January 19, 2008|By Los Angeles Times

NAIROBI, Kenya -- Clashes between police and protesters in several cities resulted in as many as 12 deaths yesterday, bringing the toll to nearly two dozen in three days of "mass actions," witnesses and officials said.

The deadliest skirmishes occurred in the Nairobi slum of Kibera, where angry youths tore up railway lines that run through the restive district, connecting the Kenyan coastline to Uganda. Protesters re-dubbed the broken transport line the "Odinga Highway," in honor of opposition leader Raila Odinga.

Odinga challenged Kenyan President Mwai Kibaki in the disputed Dec. 27 presidential election. Violence has rocked the East African country since Kibaki was declared the winner amid allegations of fraud. More than 600 have died in post-election clashes.

Police, who have been criticized in recent days for their heavy-handed approach to dealing with protesters, swarmed into Kibera in the late afternoon, firing tear gas and live bullets.
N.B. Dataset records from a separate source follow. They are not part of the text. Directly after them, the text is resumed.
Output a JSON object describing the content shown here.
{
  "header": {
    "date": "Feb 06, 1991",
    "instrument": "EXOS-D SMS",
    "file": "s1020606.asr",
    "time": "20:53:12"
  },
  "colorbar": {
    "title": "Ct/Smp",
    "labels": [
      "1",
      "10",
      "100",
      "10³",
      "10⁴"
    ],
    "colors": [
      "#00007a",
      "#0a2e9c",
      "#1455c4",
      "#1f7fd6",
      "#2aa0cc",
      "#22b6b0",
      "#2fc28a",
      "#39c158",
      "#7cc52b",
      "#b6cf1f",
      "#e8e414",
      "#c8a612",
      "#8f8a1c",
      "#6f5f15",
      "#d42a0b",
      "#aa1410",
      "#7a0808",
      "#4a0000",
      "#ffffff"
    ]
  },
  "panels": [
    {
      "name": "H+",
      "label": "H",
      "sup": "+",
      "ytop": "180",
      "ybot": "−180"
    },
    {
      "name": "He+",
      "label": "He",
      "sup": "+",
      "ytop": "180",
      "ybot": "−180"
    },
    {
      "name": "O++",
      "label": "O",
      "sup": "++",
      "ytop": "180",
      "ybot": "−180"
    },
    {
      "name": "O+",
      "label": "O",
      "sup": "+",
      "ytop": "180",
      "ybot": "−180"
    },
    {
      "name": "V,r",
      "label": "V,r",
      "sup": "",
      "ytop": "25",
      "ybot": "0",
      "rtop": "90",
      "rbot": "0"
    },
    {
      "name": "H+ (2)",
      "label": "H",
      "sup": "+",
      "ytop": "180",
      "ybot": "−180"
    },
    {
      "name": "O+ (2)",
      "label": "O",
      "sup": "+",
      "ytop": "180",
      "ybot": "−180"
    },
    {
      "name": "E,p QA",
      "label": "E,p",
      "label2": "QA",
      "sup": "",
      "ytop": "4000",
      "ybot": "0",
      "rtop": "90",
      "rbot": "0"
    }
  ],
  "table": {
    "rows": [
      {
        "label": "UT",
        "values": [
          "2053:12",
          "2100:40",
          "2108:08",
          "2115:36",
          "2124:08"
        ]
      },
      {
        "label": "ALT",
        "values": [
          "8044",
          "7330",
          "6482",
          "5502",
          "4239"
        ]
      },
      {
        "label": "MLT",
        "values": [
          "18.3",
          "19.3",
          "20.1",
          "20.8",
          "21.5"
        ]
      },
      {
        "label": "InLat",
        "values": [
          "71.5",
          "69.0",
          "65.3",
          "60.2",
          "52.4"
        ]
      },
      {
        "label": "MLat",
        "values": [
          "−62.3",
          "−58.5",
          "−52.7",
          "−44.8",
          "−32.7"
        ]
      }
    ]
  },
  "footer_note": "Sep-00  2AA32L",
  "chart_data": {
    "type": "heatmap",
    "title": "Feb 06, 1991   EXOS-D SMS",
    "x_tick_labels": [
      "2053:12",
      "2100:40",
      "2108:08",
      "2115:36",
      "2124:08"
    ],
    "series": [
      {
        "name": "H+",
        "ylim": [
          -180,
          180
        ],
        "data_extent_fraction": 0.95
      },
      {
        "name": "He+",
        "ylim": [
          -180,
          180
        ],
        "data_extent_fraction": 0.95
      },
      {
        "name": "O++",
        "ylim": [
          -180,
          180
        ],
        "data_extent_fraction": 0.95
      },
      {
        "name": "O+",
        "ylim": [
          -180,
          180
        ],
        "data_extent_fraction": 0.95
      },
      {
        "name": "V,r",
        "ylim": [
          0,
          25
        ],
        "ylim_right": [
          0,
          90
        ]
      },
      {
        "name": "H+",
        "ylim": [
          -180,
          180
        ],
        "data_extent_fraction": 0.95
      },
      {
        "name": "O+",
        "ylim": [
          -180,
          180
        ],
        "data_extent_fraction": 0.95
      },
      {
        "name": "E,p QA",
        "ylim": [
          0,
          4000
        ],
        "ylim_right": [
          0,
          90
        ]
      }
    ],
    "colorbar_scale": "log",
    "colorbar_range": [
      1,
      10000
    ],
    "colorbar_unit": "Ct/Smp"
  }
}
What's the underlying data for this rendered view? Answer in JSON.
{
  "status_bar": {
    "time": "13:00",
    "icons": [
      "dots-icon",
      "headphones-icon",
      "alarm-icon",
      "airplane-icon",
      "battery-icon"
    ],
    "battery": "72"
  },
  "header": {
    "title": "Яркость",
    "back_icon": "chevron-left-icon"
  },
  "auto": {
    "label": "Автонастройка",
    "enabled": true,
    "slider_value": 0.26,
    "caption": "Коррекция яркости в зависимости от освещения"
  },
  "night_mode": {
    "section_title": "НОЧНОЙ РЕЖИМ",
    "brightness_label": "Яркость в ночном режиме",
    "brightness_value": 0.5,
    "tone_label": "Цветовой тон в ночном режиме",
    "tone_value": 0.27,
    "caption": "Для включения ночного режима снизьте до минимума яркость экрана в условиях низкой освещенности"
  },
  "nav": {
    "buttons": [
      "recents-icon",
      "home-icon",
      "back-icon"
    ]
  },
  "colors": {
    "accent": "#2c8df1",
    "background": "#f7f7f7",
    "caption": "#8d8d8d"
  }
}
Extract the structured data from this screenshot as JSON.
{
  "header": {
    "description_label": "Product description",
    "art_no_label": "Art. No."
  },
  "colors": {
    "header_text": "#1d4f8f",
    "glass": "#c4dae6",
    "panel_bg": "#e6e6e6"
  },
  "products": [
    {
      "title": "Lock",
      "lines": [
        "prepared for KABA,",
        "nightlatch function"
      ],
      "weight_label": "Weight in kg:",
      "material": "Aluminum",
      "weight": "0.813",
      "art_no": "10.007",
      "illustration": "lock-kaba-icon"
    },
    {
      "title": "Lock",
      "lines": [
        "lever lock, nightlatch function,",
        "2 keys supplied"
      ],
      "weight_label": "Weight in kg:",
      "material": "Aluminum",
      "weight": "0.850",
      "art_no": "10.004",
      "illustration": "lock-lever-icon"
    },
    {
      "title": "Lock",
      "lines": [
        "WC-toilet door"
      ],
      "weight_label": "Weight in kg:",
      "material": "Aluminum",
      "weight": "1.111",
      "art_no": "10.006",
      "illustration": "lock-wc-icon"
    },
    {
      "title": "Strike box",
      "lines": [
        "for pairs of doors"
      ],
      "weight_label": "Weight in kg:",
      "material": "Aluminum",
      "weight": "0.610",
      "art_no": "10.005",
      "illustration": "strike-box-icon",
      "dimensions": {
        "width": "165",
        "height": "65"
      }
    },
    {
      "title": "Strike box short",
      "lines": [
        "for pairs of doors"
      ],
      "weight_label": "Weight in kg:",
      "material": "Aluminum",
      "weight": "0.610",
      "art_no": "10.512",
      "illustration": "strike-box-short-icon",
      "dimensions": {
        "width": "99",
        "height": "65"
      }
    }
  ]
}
"They were just firing indiscriminately and lobbing tear gas at any people in their way," said John Lallo, 62, an unemployed resident of Kibera. "I can't even say that this is unusual. They use force like that every time there is a crisis."

In southern Kenya yesterday, four people from Kibaki's Kikuyu tribe were killed with poisoned arrows and machetes by members of a rival Masai tribe near the city of Narok, a local government official told Reuters.

In the coastal city of Mombasa, four people were reportedly shot, one fatally.

Odinga and human rights groups are calling for an investigation into accusations of police brutality in recent days.

Government officials defended the police, saying they were not dealing with peaceful marchers, but with angry young men who at times have stoned them, burned homes and looted businesses.